Personne n'a prévenu, mais nous savions
Cette semaine, au Japon, il y a eu un autre signe, une absence subtile, comme lorsqu'on remarque que quelqu'un n'est soudainement plus là. Il n'y a pas de neige au sommet du Mont Fuji, et c'est la première fois à cette date depuis que des records sont tenus, soit 130 ans. Dans un western de Sergio Leone (1968), une famille prépare joyeusement un banquet dans sa ferme, et le spectateur s'aperçoit que c'est trop joyeux, comme les choses se racontent dans les films, et sent que quelque chose va se passer, quelque chose de tragique. Il ne sait pas comment, car il ne voit pas le danger, mais soudain quelque chose se produit : le rugissement des cigales qui accompagnaient toute la scène s'arrête et soudain le silence se fait. C'est le signe, la mort va apparaître dans quelques instants, quelques hommes armés. C'est un sentiment de panique primaire, lorsque les animaux savent quelque chose que vous ne savez pas. Les oiseaux et les crabes qui fuient la plage parce qu'un tsunami approche, les chiens qui sentent à l'avance un tremblement de terre. Nous, les humains stupides, ne le voyons que lorsqu'il est trop tard. Ce n’est pas que nous ne comprenons pas les signes de la nature, c’est que nous ne prêtons même pas attention aux signes rationnels.

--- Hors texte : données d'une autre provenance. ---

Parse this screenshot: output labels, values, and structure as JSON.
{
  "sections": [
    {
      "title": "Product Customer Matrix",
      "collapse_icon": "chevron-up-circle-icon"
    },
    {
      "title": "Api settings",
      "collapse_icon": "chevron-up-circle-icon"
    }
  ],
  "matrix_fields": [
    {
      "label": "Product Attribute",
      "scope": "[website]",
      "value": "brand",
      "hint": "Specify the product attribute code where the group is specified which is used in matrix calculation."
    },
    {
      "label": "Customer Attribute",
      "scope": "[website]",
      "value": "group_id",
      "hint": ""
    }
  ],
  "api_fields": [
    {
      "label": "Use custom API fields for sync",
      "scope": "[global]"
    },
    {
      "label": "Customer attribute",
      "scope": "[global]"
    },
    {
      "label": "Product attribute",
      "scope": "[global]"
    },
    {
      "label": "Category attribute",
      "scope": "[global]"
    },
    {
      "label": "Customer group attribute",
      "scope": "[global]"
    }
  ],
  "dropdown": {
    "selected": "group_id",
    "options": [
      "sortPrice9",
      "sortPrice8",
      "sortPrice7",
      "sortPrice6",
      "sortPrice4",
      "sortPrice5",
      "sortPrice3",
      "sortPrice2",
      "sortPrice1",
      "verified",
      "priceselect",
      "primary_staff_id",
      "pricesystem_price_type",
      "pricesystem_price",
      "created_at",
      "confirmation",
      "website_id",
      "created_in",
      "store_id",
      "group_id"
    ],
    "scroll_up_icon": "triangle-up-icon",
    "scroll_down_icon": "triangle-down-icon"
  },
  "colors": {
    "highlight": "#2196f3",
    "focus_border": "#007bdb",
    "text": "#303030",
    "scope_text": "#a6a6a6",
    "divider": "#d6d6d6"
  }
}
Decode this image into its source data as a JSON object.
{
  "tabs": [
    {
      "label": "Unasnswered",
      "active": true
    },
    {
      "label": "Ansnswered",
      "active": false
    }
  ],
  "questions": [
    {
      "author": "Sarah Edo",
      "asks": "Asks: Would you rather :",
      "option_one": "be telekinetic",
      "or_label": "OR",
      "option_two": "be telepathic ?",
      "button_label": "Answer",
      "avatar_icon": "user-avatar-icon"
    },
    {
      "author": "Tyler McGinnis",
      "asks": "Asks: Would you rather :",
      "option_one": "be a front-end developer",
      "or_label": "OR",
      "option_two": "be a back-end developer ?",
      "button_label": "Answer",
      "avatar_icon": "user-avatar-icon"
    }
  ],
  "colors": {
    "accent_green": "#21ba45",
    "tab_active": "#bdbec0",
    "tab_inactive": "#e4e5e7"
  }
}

Soudain, une inondation colossale détruit tout et il n’y a plus rien à dire, seulement la vie et la mort. Au milieu du chaos, de la douleur, on se demande de quoi on parlait la veille, quelle était la normalité, quelles étaient les urgences. Ah oui, à propos d'Errejón et du Ballon d'Or, et il vaut mieux ne pas revenir en arrière sur les derniers mois de discussions politiques pour en chercher une sur un vrai problème. Personne n'a été prévenu, disons-nous après le drame. C'est vrai, il faudra voir s'il y a négligence et responsabilités. C'est déjà arrivé avec la tempête Filomena à Madrid, il y avait des signes, des pièces, on n'y a pas cru, on les a sous-estimés, qui l'aurait imaginé. Personne n’a prévenu, mais savait-on que quelque chose comme ça pouvait arriver ? Bien sûr, nous le savons, et depuis longtemps. Et nous savons une autre chose : nous ne croirons au changement climatique qu’avec de terribles catastrophes qui arrivent à nous-mêmes, pas aux autres, pas ailleurs dans le monde, même pas près. Les inondations en Italie, les incendies au Portugal ne servent à rien, il faut le voir sous la maison. Le modèle du Brexit se répète : comme disait un idiot, et c'était un ministre, « les gens en ont marre des experts », ils préfèrent croire ce qu'ils veulent ou ce que leur disent les éclairés. Allez-y maintenant et demandez-leur si les experts avaient raison. Cette fois, en Espagne, en quelques minutes tous les fous des réseaux disaient des bêtises, toute explication était bonne, sauf celle que l'on connaît déjà : la planète se réchauffe, tout cela n'est pas normal et même si nous pouvons faire quelque chose , nous ne pouvons pas. Ils se moquent beaucoup de Greta Thunberg, qui râle et prend des bateaux plutôt que des avions. Et ils disent que c’est une idéologie que de parler de transition écologique, de mettre fin aux moteurs à essence, de planter des arbres. Allumez la télé, regardez les voitures entassées dans la boue comme si c'étaient des jouets et expliquez-moi où est l'idéologie.
Mais au moins les tragédies font réagir la politique. En Italie, Giorgia Meloni, leader d'extrême droite, attaque comme d'autres le « fanatisme ultra-écologiste », et appelle à une approche « pragmatique, sans radicalisme inutile, non idéologique ». C'est pourquoi, après les énièmes inondations dans la région Émilie-Romagne, où les maisons des mêmes personnes ont déjà été inondées trois fois ces dernières années, un de ses ministres a déclaré qu'« un changement culturel » était nécessaire. Mec, me suis-je dit, finalement. Et il a expliqué la solution : rendre obligatoires les assurances contre les tremblements de terre et les inondations, car toutes ces destructions ne sont pas amorties. Ne le savaient-ils pas ? Nous sommes déjà dans la privatisation de la catastrophe naturelle.